Sell a put against existing cash short in EURSEK. Stay short NZDSEK in options The structural case for SEK appreciation remains intact the real effective exchange rate is 10-11% below its long term average despite an economy that has a positive output gap and which continues to deliver above-trend growth. This week it was reported that Q4’16 GDP jumped by 4.2%.
In addition we upgraded our forecast for Q1’17 from 3.0% to 4.0% (the Riksbank expects 3.2%). The problem for SEK is not the economy but rather monetary policy which is still myopically fixated on delivering at-target core inflation.
A central plank of the central bank’s strategy is too impede a fundamentally justified appreciation in SEK for as long as it can, which is why we expect only a relatively slow pace of SEK appreciation. In order to better reflect the outlook for a slow grind higher in SEK we are converting our cash short in EURSEK into a covered put.

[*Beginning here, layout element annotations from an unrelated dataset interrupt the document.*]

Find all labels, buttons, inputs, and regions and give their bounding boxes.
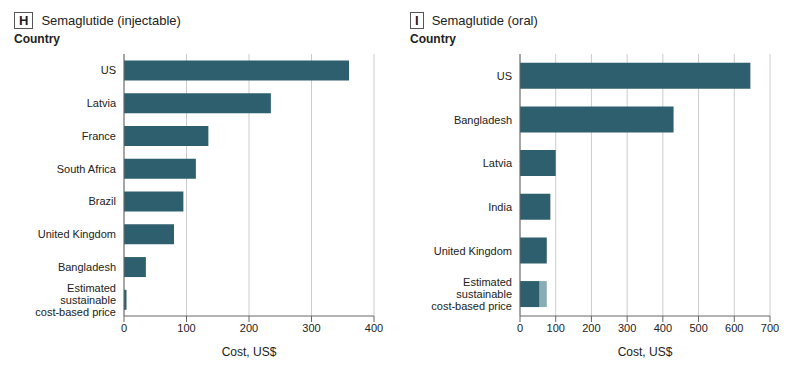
svg-text:300: 300 xyxy=(302,322,320,334)
svg-text:200: 200 xyxy=(582,322,600,334)
svg-text:Brazil: Brazil xyxy=(88,195,116,207)
svg-text:US: US xyxy=(497,70,512,82)
html-text:Country: Country xyxy=(410,32,456,46)
html-text:I: I xyxy=(415,12,419,28)
html-text:Semaglutide (injectable): Semaglutide (injectable) xyxy=(41,12,181,28)
svg-text:100: 100 xyxy=(547,322,565,334)
svg-text:Latvia: Latvia xyxy=(87,97,117,109)
html-text:H: H xyxy=(19,12,29,28)
svg-text:France: France xyxy=(82,130,116,142)
svg-text:600: 600 xyxy=(725,322,743,334)
svg-text:United Kingdom: United Kingdom xyxy=(434,245,512,257)
svg-text:200: 200 xyxy=(240,322,258,334)
html-text:Country: Country xyxy=(14,32,60,46)
svg-text:Estimatedsustainablecost-based: Estimatedsustainablecost-based price xyxy=(431,276,512,312)
svg-text:United Kingdom: United Kingdom xyxy=(38,228,116,240)
svg-text:Bangladesh: Bangladesh xyxy=(454,114,512,126)
svg-text:Cost, US$: Cost, US$ xyxy=(618,345,673,359)
svg-text:India: India xyxy=(488,201,513,213)
html-text:Semaglutide (oral): Semaglutide (oral) xyxy=(431,12,538,28)
svg-text:0: 0 xyxy=(121,322,127,334)
svg-text:400: 400 xyxy=(365,322,383,334)
svg-text:South Africa: South Africa xyxy=(57,163,117,175)
svg-text:Estimatedsustainablecost-based: Estimatedsustainablecost-based price xyxy=(35,282,116,318)
svg-text:300: 300 xyxy=(618,322,636,334)
svg-text:Bangladesh: Bangladesh xyxy=(58,261,116,273)
svg-text:100: 100 xyxy=(177,322,195,334)
svg-text:Latvia: Latvia xyxy=(483,157,513,169)
svg-text:Cost, US$: Cost, US$ xyxy=(222,345,277,359)
svg-text:700: 700 xyxy=(761,322,779,334)
svg-text:0: 0 xyxy=(517,322,523,334)
svg-text:US: US xyxy=(101,64,116,76)
svg-text:400: 400 xyxy=(654,322,672,334)
svg-text:500: 500 xyxy=(689,322,707,334)
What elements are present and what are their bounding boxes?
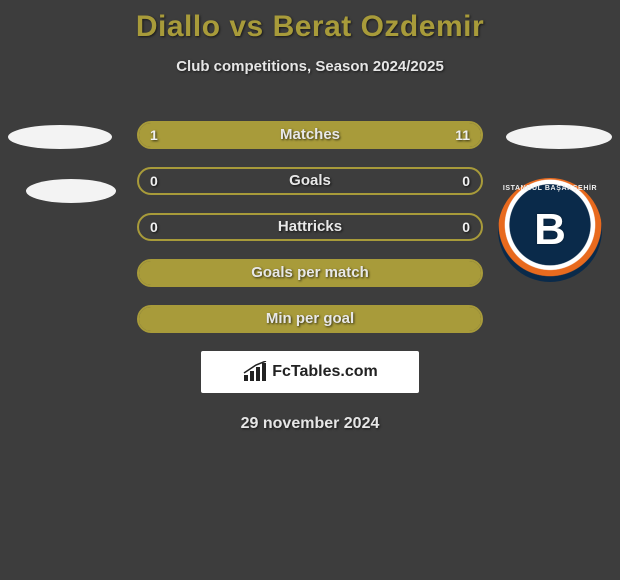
- brand-text: FcTables.com: [272, 363, 378, 381]
- subtitle: Club competitions, Season 2024/2025: [0, 58, 620, 75]
- stat-value-left: 0: [150, 167, 158, 195]
- stat-bar-fill: [139, 307, 481, 331]
- page-title: Diallo vs Berat Ozdemir: [0, 10, 620, 44]
- stat-value-right: 11: [455, 121, 470, 149]
- stat-row: 00Goals: [0, 167, 620, 195]
- stat-bar-fill-right: [168, 123, 482, 147]
- brand-box: FcTables.com: [201, 351, 419, 393]
- stat-bar: [137, 213, 483, 241]
- stat-row: 00Hattricks: [0, 213, 620, 241]
- stat-row: Goals per match: [0, 259, 620, 287]
- stat-value-right: 0: [462, 213, 470, 241]
- stat-rows: 111Matches00Goals00HattricksGoals per ma…: [0, 121, 620, 333]
- stat-bar: [137, 167, 483, 195]
- stat-value-right: 0: [462, 167, 470, 195]
- date-text: 29 november 2024: [0, 415, 620, 433]
- stat-value-left: 1: [150, 121, 158, 149]
- stat-row: 111Matches: [0, 121, 620, 149]
- brand-chart-icon: [242, 361, 268, 383]
- stat-bar-fill: [139, 261, 481, 285]
- stat-bar: [137, 305, 483, 333]
- stat-bar: [137, 259, 483, 287]
- stat-value-left: 0: [150, 213, 158, 241]
- stat-bar: [137, 121, 483, 149]
- stat-row: Min per goal: [0, 305, 620, 333]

This serves to improve our entry level by around 0.5% and provides some positive time decay as SEK is prone to consolidate in the four weeks between the only data point that matters for Riksbank, CPI. EURSEK vols like all euro pairs are elevated as result of the French election premium so there’s added value in selling lower-strikes in EURSEK at this juncture. 3-mo implied vol of 6.65% compares to realized vol of only 4.9%.
Sell a 3-mo EURSEK put, strike 9.35. Receive 0.52%. Spot reference 9.5533.
Sold EURSEK at 9.4847 on January 13. Stop at 9.6850. Marked at -0.54%.
Bought a 6-mo NZD put/SEK call, strike 6.10 for 1.47%. Spot reference 6.2372. Marked at 0.42%.